Judge Rejects Kentucky Medicaid Work Requirements (2)

Stay ahead of developments in federal and state health care law, regulation and transactions with timely, expert news and analysis.

By Meg McEvoy

A federal judge dealt a decisive blow to Kentucky’s attempts to impose work requirements and premiums on some Medicaid recipients two days before the changes were set to take effect.

Judge James Boasberg of the U.S. District Court for the District of Columbia ruled June 29 that the HHS secretary exceeded his authority to grant waivers of the Medicaid program by allowing Kentucky to adopt the Kentucky HEALTH program. The court sided with a class of Kentucky residents who challenged the waiver program that would have required at least of 80 hours of work or community service a month as a condition of getting coverage.

The court vacated the approval of Kentucky’s Medicaid changes and remanded to the HHS for further review.

Advocates for the federal Centers for Medicare & Medicaid Services and Department of Health and Human Services said the secretary acted within his authority to grant waivers.

Attorneys advocating on behalf of Kentucky said the state cannot afford to serve its “expansion” population without the savings from the Medicaid program waivers.
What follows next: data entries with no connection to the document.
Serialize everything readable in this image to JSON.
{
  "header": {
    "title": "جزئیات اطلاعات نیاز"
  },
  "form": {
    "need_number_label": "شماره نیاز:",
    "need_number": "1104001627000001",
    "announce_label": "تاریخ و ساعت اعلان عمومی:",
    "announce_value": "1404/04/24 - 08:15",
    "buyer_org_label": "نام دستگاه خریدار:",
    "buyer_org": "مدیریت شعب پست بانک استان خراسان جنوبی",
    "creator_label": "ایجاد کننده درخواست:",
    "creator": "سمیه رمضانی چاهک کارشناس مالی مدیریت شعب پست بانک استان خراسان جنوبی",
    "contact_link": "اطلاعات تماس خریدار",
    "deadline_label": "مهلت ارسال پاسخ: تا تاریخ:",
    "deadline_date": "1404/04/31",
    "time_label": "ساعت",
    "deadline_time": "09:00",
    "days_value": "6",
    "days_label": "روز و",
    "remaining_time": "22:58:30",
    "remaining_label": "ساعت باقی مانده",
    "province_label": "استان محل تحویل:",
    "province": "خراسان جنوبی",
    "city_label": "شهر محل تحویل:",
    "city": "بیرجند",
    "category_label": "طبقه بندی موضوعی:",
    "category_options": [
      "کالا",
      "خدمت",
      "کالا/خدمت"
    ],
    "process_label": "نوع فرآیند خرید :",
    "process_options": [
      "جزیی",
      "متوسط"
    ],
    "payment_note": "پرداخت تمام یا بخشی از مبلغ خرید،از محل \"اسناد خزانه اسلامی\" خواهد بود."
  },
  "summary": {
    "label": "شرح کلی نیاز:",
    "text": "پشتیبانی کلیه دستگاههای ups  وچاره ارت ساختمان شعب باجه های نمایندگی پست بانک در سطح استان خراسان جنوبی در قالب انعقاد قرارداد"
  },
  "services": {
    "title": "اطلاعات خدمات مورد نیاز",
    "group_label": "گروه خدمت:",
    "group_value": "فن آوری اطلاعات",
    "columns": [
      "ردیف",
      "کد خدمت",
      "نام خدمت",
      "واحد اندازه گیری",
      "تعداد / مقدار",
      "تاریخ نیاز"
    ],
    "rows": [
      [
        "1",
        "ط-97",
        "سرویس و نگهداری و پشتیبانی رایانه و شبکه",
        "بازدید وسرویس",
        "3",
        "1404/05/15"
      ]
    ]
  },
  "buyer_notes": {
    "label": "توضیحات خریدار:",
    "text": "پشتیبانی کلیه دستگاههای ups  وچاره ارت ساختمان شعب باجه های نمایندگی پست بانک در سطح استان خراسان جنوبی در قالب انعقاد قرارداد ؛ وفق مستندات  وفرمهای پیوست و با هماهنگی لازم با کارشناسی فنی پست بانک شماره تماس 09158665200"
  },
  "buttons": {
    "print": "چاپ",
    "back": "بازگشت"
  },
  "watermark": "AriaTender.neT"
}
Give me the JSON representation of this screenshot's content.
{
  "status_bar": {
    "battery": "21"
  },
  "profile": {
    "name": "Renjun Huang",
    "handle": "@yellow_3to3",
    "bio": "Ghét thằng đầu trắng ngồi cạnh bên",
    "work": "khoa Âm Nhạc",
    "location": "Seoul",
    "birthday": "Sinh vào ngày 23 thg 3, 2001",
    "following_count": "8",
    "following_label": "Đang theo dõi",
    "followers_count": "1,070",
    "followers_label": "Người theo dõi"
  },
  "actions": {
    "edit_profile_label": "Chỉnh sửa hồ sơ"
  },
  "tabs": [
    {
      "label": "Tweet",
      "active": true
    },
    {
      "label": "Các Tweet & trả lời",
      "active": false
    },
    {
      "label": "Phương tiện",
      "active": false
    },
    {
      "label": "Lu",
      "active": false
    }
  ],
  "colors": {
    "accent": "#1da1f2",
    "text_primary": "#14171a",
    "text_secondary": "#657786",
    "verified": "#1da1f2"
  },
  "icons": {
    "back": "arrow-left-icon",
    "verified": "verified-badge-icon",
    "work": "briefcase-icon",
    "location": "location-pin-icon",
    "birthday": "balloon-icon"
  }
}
Under a previous Democratic governor, Kentucky expanded coverage under the Affordable Care Act in January 2014, covering adults who are not elderly, disabled, or pregnant; do not fit into another Medicaid eligibility category; and have household income below 133 percent of the federal poverty line.
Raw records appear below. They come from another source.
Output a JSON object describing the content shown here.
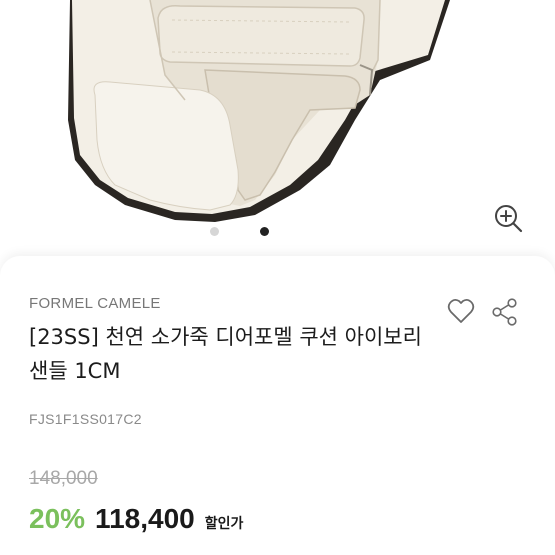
{
  "product": {
    "brand": "FORMEL CAMELE",
    "title": "[23SS] 천연 소가죽 디어포멜 쿠션 아이보리 샌들 1CM",
    "sku": "FJS1F1SS017C2"
  },
  "price": {
    "original": "148,000",
    "discount": "20%",
    "sale": "118,400",
    "sale_label": "할인가"
  },
  "carousel": {
    "current": 2,
    "total": 2
  },
  "icons": {
    "zoom": "zoom-in-icon",
    "like": "heart-outline-icon",
    "share": "share-icon"
  },
  "colors": {
    "discount": "#7bc05d",
    "sandal": "#ece7dc",
    "dot_active": "#222222",
    "dot_inactive": "#d6d6d6"
  }
}
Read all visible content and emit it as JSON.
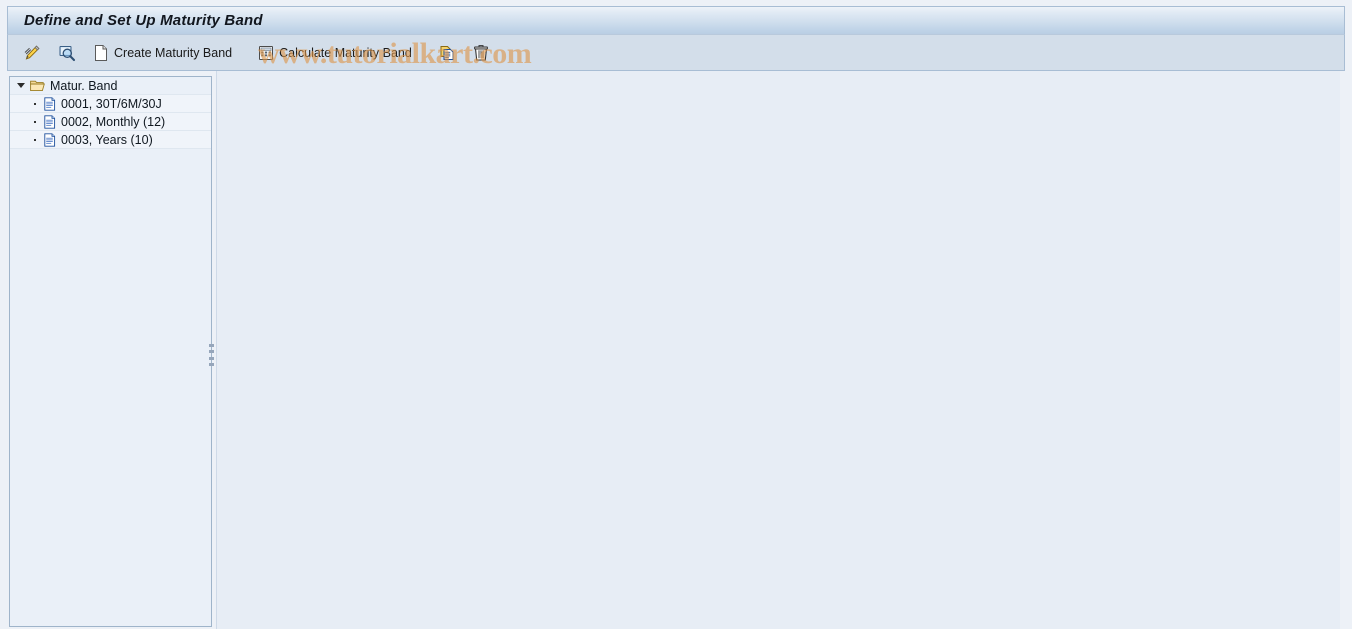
{
  "window": {
    "title": "Define and Set Up Maturity Band"
  },
  "watermark": {
    "text": "www.tutorialkart.com",
    "color": "#dd964b"
  },
  "toolbar": {
    "buttons": [
      {
        "name": "change-button",
        "icon": "pencil-icon",
        "label": ""
      },
      {
        "name": "display-button",
        "icon": "magnifier-display-icon",
        "label": ""
      },
      {
        "name": "create-maturity-band-button",
        "icon": "new-document-icon",
        "label": "Create Maturity Band"
      },
      {
        "name": "calculate-maturity-band-button",
        "icon": "calculator-icon",
        "label": "Calculate Maturity Band"
      },
      {
        "name": "copy-button",
        "icon": "copy-icon",
        "label": ""
      },
      {
        "name": "delete-button",
        "icon": "trash-icon",
        "label": ""
      }
    ]
  },
  "tree": {
    "root": {
      "label": "Matur. Band",
      "icon": "open-folder-icon",
      "expanded": true
    },
    "items": [
      {
        "label": "0001, 30T/6M/30J",
        "icon": "document-icon"
      },
      {
        "label": "0002, Monthly (12)",
        "icon": "document-icon"
      },
      {
        "label": "0003, Years (10)",
        "icon": "document-icon"
      }
    ]
  },
  "colors": {
    "titlebar_accent": "#bed2e7",
    "toolbar_bg": "#d3deea",
    "content_bg": "#e7edf5",
    "tree_bg": "#eaf0f8"
  }
}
Federal law allows the HHS to approve waivers of some of Medicaid’s requirements to “any experimental, pilot, or demonstration project” that is “likely to assist in promoting the objectives” of Medicaid.

While the court agreed that the secretary of the HHS may grant waivers to the Medicaid program that could include similar provisions to Kentucky’s, this waiver was arbitrary and capricious.

“The secretary must adequately consider the effect of any demonstration project on the State’s ability to help provide medical coverage,” the court wrote. “He never did so here.”

Kentucky admitted that its waiver program would leave 95,000 enrollees without coverage and reduce the state’s Medicaid payments by $2.4 billion over five years.

Impact in Kentucky

Kentucky Gov. Matt Bevin (R), who sought the waiver for a work requirement, has issued an executive order that the state will revoke Medicaid coverage of the expansion population if the government loses this case.

The decision calls into question the implementation of several states’ Medicaid waiver programs. The CMS has approved waivers for Arkansas, Indiana, and New Hampshire that include work requirements, and waivers are pending in seven more states: Arizona, Kansas, Maine, Mississippi, Ohio, Utah, and Wisconsin.

The fact that the court applied an arbitrary and capricious standard in this case means that other challenges to states’ Medicaid waiver programs may be fact-specific and will look at the HHS secretary’s considerations in granting the waivers.

Families USA, a consumer advocacy group, praised the court’s action. “This is a victory for the people of Kentucky who rely on Medicaid for life-saving health care,” Frederick Isasi, executive director of Families USA, said in a statement.

Isasi said the court decision “reinforces the basic constitutional principle that the executive branch has a duty to uphold, not unilaterally change or deliberately sabotage, laws passed by Congress. Today’s court decision emphasizes Medicaid’s mission: Medicaid is about health insurance. Period. And policies that make it harder for people to get health insurance run counter to the program’s purpose.”

In a statement on Twitter, CMS Administrator Seema Verma expressed disappointment in the court’s decision June 29. “States are the laboratories of democracy and numerous administrations have looked to them to develop and test reforms that have advanced the objectives of the Medicaid program. The Trump Administration is no different.”

Gov. Bevin’s office didn’t respond to requests for comment June 29.

The case is Stewart v. Azar, D.D.C., No. 18-152, 6/29/18.